BACKGROUND: Any knowledge that can help us influence more people to use condoms saves lives and plays a key role in arresting the HIV pandemic. My motivation for writing this thesis was to determine whether a change in attitude towards the use of condoms among youths in Zambia had occurred between 1995 and 2003. Evidence from surveys suggests that there has been a positive change in sexual behavior. During the eight year period, data from the same population show a marked increase in the use of condoms, particularly among urban women and in individuals in the population with an above average educational attainment. Unfortunately the changes have not been as great as expected. Therefore knowledge of the change in attitude regarding the use of condoms might give us vital information and have an impact on policy interventions. It was necessary as part of this assessment to explore how well selected aspects of attitude explain the use of condoms, and whether these relationships have changed during the eight year period.
METHOD: By analyzing selected attitude-items from three population-based surveys conducted in 1995 (n=1720), 1999 (n=1946) and 2003 (n=2637), I predicted changes in attitude among Zambian youth classified by residence, gender and educational attainment. Analyses of a single item attitude and a joint item attitude were conducted by creating an attitude-index. Further logistic regression was used to examine variables associated with the use of condoms when assessing the association between attitude and behavior.

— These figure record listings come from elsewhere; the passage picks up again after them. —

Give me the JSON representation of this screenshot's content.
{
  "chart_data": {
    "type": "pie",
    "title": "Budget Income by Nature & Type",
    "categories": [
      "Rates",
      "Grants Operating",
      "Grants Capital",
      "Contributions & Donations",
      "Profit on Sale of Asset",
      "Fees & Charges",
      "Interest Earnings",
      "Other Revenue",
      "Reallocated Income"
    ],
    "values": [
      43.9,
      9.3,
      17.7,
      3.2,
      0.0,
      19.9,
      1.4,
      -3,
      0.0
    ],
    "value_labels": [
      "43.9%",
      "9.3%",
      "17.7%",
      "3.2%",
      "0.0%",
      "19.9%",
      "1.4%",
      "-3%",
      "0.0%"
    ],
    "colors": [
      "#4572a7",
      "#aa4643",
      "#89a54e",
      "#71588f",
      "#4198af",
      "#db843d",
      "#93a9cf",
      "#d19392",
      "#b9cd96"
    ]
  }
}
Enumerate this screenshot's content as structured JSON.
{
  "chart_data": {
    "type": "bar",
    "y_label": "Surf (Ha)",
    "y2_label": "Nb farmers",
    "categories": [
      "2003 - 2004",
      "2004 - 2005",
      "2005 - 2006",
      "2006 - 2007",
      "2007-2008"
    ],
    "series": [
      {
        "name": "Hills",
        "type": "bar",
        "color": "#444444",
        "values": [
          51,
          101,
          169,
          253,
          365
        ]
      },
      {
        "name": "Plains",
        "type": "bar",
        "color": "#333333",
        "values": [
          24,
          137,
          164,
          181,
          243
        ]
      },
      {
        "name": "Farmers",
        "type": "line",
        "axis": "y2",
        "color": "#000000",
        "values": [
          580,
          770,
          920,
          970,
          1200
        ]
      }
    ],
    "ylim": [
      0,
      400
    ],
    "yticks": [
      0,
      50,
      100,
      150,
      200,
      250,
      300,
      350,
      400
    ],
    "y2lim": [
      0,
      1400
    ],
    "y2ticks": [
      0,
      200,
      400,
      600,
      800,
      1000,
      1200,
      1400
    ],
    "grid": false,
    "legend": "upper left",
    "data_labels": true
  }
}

RESULTS: The most important finding in the single attitude-item analysis revealed was that young people have become more skeptical regarding the safety of the condom during this time period. The attitude-index analysis showed that despite a significant increase in the reported use of condoms in the population, the observations indicated no substantial changes in attitudes. The attitudes did not change over time with respect to educational attainment. However, there was a small but significant change among rural women. In addition, regression models indicated that the attitude index towards condom usage was strongly associated with the actual use of condoms. The findings also reveal that the association between attitude and behavior was substantially stronger among young women and in the age group 25-49 in the data from the initial survey in 1995 than in the observations eight years later. CONCLUSION: It is alarming that young people have become more skeptical towards the safety of the condom. My recommendation is that the National AIDS council in Zambia organizes all stakeholders to communicate a joint message that is in line with what is the scientific basis, i.e. condoms are safe. The attitude-behavior relationship is far more complicated than most prevention campaigns assume. Both evidence accumulated in this thesis and prevailing theories on attitude-behavior association illustrates this. The existing theories and models, however, are not sufficient to explain the findings in this thesis. We need to develop an interdisciplinary model/theory that can better explain how attitudes influence sexual behavior (and vice versa) on different levels of society.The evidence accumulated in this thesis indicates the importance of monitoring attitude change towards the use of condoms as well as actual behavior change. When monitoring attitudes towards the use of condoms, it is also crucial to include other determinants for the use of condoms on the micro, meso and macro levels. A further recommendation is to generate an “attitude-towards-condom-use scale” that is customized for Zambian youth. That will help us to obtain a broad knowledge of attitude changes among Zambian youth, from which functional guidelines for policy intervention might be constructed. These measures would play a key role in helping to reduce the HIV epidemic.